According to the police report of the incident, officers arrived at Harrington Elementary to find Blanchet and Lang in the midst of a heated argument and needed to separate the two men. Harrington’s School Resource Officer subsequently told police that he saw Blanchet put his hands on Lang “2-3 times,” although Lang declined to press charges. When the reporting officer found Tobin, her “eyes were red and puffy” and she was “obviously upset.” Police eventually escorted Blanchet off the property, as well Salmon, who Lang placed on administrative leave (i.e., paid) pending an investigation.
AFT adds insult to injury and mom steps in
You might expect that the first thing AFT officials would do is apologize for Blanchet’s unhinged behavior. After all, most organizations (outside of the Mafia, Yakuza, etc.) would be appalled to learn one of their employees went on a tirade at an elementary school and got in a physical altercation with a public official. You might also expect that the second thing they would do is fire Blanchet.

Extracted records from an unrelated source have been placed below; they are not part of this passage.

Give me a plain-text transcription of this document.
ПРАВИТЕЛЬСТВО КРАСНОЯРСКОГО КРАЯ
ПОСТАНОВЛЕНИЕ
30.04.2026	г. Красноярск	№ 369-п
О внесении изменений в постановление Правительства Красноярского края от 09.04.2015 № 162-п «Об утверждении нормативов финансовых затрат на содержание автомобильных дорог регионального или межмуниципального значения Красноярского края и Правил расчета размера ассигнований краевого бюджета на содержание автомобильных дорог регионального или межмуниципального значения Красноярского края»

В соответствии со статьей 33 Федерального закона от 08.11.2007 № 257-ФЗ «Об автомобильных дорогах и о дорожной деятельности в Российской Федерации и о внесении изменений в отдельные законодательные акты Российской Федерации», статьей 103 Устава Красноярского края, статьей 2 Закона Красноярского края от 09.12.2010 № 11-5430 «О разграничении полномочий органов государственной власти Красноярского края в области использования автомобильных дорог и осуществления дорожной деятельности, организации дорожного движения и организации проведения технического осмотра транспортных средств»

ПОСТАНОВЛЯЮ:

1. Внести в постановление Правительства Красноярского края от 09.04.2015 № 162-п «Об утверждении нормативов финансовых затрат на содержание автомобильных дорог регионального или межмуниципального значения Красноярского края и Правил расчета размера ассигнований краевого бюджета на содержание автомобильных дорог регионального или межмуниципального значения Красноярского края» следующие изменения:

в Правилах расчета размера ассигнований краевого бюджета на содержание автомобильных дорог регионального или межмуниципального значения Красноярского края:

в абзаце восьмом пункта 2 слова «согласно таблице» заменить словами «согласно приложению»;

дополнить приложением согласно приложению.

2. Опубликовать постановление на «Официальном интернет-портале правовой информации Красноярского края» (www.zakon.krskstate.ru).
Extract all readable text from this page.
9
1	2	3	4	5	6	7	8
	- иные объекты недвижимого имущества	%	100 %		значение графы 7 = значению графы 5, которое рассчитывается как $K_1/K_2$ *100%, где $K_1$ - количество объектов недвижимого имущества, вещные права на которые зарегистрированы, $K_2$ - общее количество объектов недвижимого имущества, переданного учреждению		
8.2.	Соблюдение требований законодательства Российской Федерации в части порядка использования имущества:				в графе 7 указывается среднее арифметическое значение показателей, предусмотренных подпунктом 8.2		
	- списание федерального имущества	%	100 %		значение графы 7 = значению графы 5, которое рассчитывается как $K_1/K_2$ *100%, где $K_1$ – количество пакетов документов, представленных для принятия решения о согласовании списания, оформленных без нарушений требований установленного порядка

AFT hasn’t done either of these things. Instead, the union has gone on the offensive and launched a
statewide national campaign to portray Salmon as a victim. According to the Lowell Sun, AFT president Randi Weingarten and AFT Massachusetts head Tom Gosnell sent an email to members calling on them to rally to Salmon’s defense. As a result, dozens of AFT members from Chelmsford and surrounding communities showed up to a School Committee meeting earlier this month to demand Salmon’s reinstatement. Things quickly got out of hand and School Committee chair Al Thomas had to ask the police to clear the board room.
Salmon was subsequently allowed to return to work on December 6th, but not before AFT filed a unfair labor practices complaint against the district with the Massachusetts Department of Labor.
Still, the union backlash isn’t over. Yesterday, Salmon’s mother, Pina Maggio, who is a teachers union vice-president (no joke) in the neighboring town of Lowell, announced she filed paperwork to recall Chelmsford School Committee member John Moses over accusations that he leaked information about her daughter’s role in the dustup at Harrington Elementary. (It also probably didn’t help that he accused fellow Committee member Barbara Skaar – godmother to one of Salmon’s children – of corruption and “working for the union” at that rowdy meeting earlier this month.) If Maggio and her supporters are successful in collecting the required signatures, the recall vote could be held as soon as April.
Bullying, intimidation, political retribution. These are the tactics being used by AFT’s affiliates in Massachusetts – with the full encouragement of Randi Weingarten – to bend district officials to their will. Given the facts in this case, I’d say it’s time that AFT replaced their motto, “A Union of Professionals.”